Tuesday, May 27, 2014

Legislature considers moving testing out of Ed. Dept, to Treasury

Last week a plan surfaced to move control of student testing from the Michigan Department of Education to the Michigan Department of Treasury.  Ostensibly the move is meant to put the testing in the hands of a more responsive department, but even Republican lawmakers have acknowledged it's really little more than political payback.

The Department of Education has been planning on administering the Smarter Balanced Assessment (SBA) next year in place of the venerable MEAP.  In part, the move is to satisfy federal guidelines which the current MEAP does not meet.  Some lawmakers would prefer a new MEAP that meets the federal guidelines, but the Department of Education has said it cannot create a new federally compliant MEAP in that time frame.

At least one Republican lawmaker acknowledged the move was not really about policy or the administration of the test:
"Optimally, it should be at the department of education, but I see this as a timeout for bad behavior," Rep. Tom McMillin (R-Rochester Hills) said. [MLive.com, May 21, 2014.]
This is not a new idea.  Under Governor Engler Treasury oversaw the MEAP from 1999 to 2003.  On the Treasury's watch, the MEAP scoring and distribution of results saw long delays. 

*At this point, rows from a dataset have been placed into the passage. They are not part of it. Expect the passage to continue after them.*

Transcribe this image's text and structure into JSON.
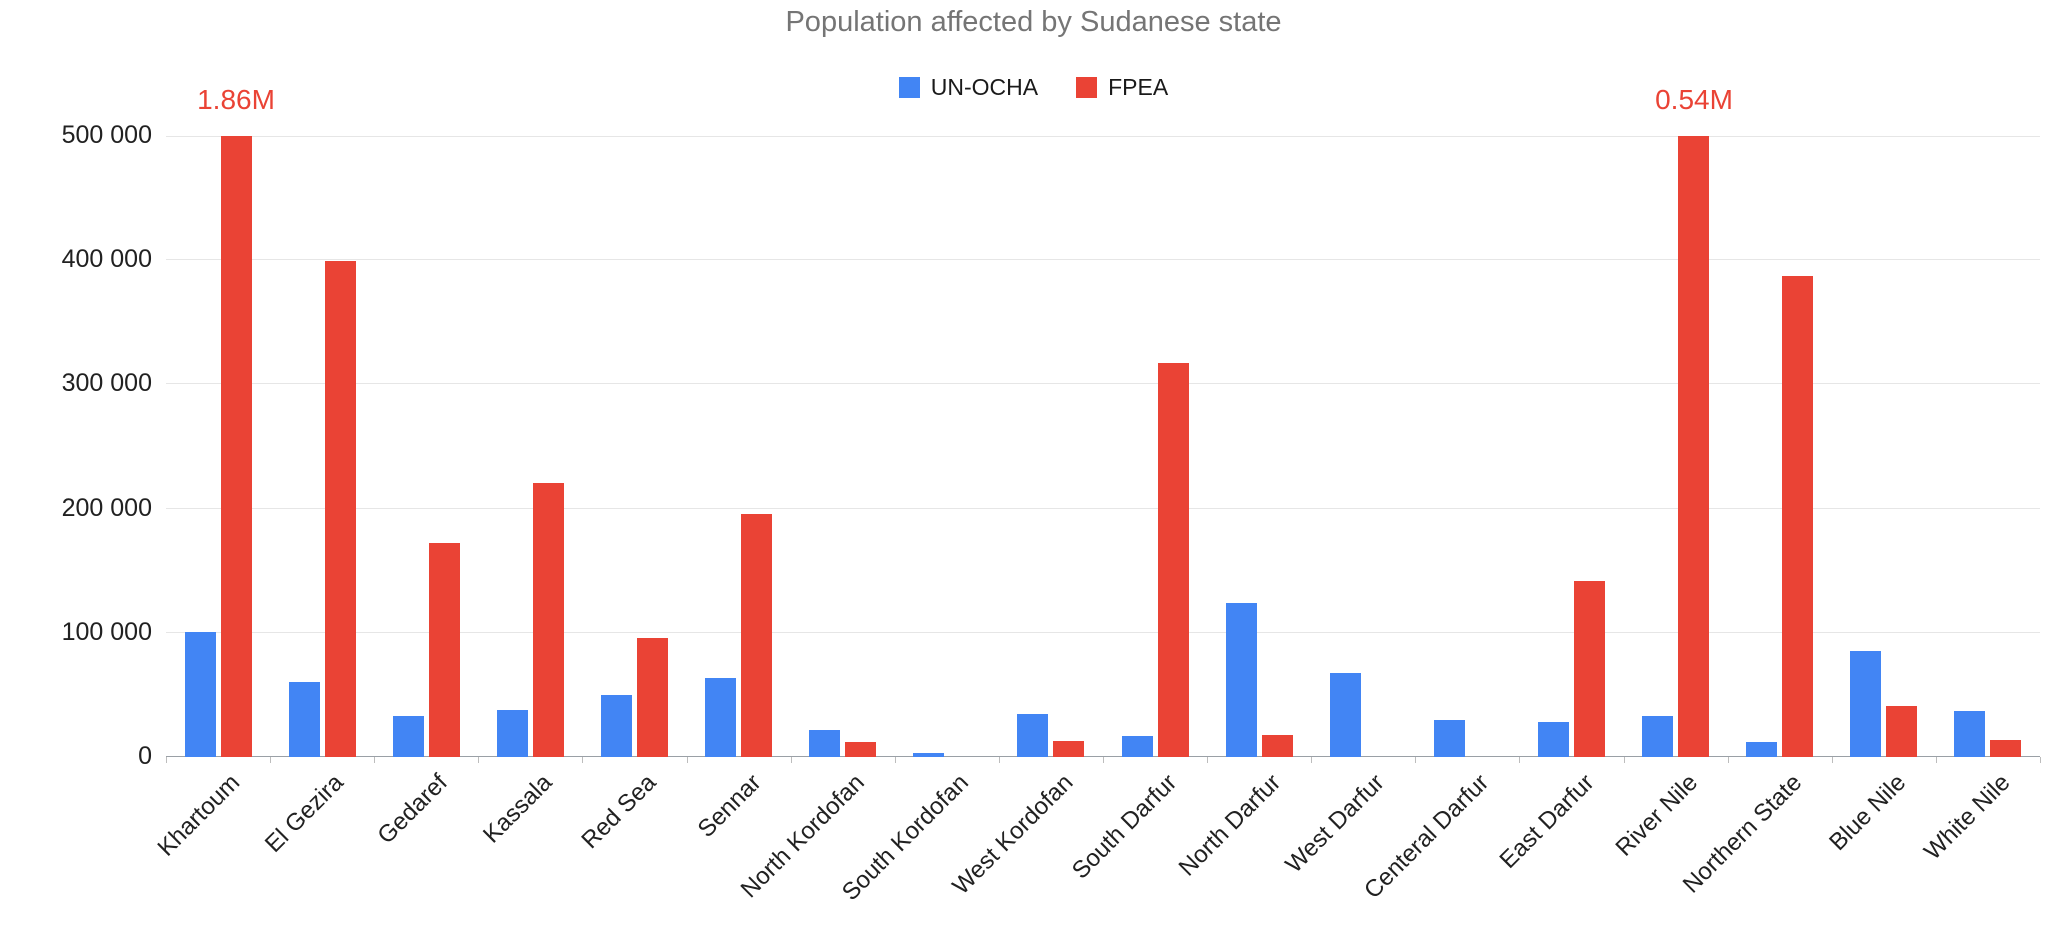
{
  "chart_data": {
    "type": "bar",
    "title": "Population affected by Sudanese state",
    "categories": [
      "Khartoum",
      "El Gezira",
      "Gedaref",
      "Kassala",
      "Red Sea",
      "Sennar",
      "North Kordofan",
      "South Kordofan",
      "West Kordofan",
      "South Darfur",
      "North Darfur",
      "West Darfur",
      "Centeral Darfur",
      "East Darfur",
      "River Nile",
      "Northern State",
      "Blue Nile",
      "White Nile"
    ],
    "series": [
      {
        "name": "UN-OCHA",
        "color": "#4285F4",
        "values": [
          101000,
          60000,
          33000,
          38000,
          50000,
          64000,
          22000,
          3000,
          35000,
          17000,
          124000,
          68000,
          30000,
          28000,
          33000,
          12000,
          85000,
          37000
        ]
      },
      {
        "name": "FPEA",
        "color": "#EA4335",
        "values": [
          1860000,
          399000,
          172000,
          221000,
          96000,
          196000,
          12000,
          0,
          13000,
          317000,
          18000,
          0,
          0,
          142000,
          540000,
          387000,
          41000,
          14000
        ]
      }
    ],
    "annotations": [
      {
        "category": "Khartoum",
        "series": "FPEA",
        "label": "1.86M"
      },
      {
        "category": "River Nile",
        "series": "FPEA",
        "label": "0.54M"
      }
    ],
    "ylim": [
      0,
      500000
    ],
    "yticks": [
      0,
      100000,
      200000,
      300000,
      400000,
      500000
    ],
    "ytick_labels": [
      "0",
      "100 000",
      "200 000",
      "300 000",
      "400 000",
      "500 000"
    ],
    "grid": true,
    "legend_position": "top"
  }
}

Further belying any legitimate policy reason for the switch, there has been suggestion that having usurped control of the testing, Treasury farm implementation of the test back out to the Education Department.

The State Board of Education is established by Michigan's constitution and it's members are popularly elected.  Conversely, the Governor appoints the head of the Treasury.

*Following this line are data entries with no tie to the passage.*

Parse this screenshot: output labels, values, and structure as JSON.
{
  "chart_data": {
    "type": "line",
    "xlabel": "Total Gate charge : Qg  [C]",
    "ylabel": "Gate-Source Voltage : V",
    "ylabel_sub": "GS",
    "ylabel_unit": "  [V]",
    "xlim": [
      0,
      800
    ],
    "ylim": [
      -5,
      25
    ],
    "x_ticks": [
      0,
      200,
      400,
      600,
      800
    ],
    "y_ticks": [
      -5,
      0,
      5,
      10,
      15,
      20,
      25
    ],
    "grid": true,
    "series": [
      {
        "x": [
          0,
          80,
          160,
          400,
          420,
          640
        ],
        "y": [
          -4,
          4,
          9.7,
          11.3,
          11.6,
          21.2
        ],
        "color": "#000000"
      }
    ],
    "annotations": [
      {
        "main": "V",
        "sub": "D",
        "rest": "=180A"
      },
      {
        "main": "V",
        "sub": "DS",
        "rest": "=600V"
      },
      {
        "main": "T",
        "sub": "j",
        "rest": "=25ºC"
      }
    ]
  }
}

The State Board of Education issued a unanimous statement condemning the move:
“Removing responsibility from the Michigan Department of Education for any of these elements would weaken the framework schools need to improve student outcomes for all children, and will undermine efforts to help our highest-risk children succeed in school,” the statement said. [The Detroit News, May 27, 2014.]
That State Board of Education has both Democratic and Republican members.